Nova Scotia’s Serious Incident Response Team has cleared a Truro police officer of any wrongdoing in a springtime shooting.

SIRT began investigating the case May 17, after an officer shot a suspect during a home invasion at an apartment on Lyman Street.

The report indicates two armed men broke into the home and confronted one of the two residents.

The second resident, who was hiding upstairs, phoned police.

According to the report, officers entered the home and spotted an armed suspect trying to escape from the back of the residence.

 As he ran, a shot was fired, which police believed was fired at them.

Two of the officers ran to the back of the building where they heard the suspect breaking outan upstairs window. He then jumped onto an adjoining roof and from there onto the ground.

According to the report, the officers asked the suspect to drop his weapon several times, but he ignored their requests and began to turn toward one of the officers.

At that point, the report says the officer shot the suspect twice – in the abdomen and in the right knee. The suspect was taken to hospital and treated for his injuries.

The case was turned over to SIRT, which is responsible for investigating all serious incidents involving police in Nova Scotia, whether or not there is an allegation of wrongdoing.

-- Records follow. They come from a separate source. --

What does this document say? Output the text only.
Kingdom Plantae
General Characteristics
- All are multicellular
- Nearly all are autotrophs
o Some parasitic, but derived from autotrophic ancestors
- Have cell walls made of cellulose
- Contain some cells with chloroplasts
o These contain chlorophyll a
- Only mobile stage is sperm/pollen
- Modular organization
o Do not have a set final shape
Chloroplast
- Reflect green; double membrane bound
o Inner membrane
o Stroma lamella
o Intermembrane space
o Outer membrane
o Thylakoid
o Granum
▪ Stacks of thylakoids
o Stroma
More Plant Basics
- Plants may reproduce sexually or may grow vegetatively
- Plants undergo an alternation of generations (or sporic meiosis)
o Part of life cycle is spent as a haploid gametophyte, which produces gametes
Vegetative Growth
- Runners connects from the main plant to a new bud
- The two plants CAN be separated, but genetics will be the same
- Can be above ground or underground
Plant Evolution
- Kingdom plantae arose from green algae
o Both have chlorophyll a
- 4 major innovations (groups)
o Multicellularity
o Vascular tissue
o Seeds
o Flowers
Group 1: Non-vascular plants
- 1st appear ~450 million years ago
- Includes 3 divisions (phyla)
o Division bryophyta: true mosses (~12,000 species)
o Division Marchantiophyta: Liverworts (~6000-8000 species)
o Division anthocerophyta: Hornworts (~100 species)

SIRT’s independent director, Ron MacDonald, says there are no grounds to consider criminal charges against the officer who shot the suspect.

"Any time an individual is deliberately shot by a police officer, there is a need for a very close examination of all facts surrounding the matter,” says MacDonald in a statement released Friday.  

“The SIRT interviewed many people and spent several months investigating this matter. In the end, I conclude that the officer was justified in using his firearm to shoot the suspect."

In July, the two suspects were each sentenced to seven years in connection with the home invasion.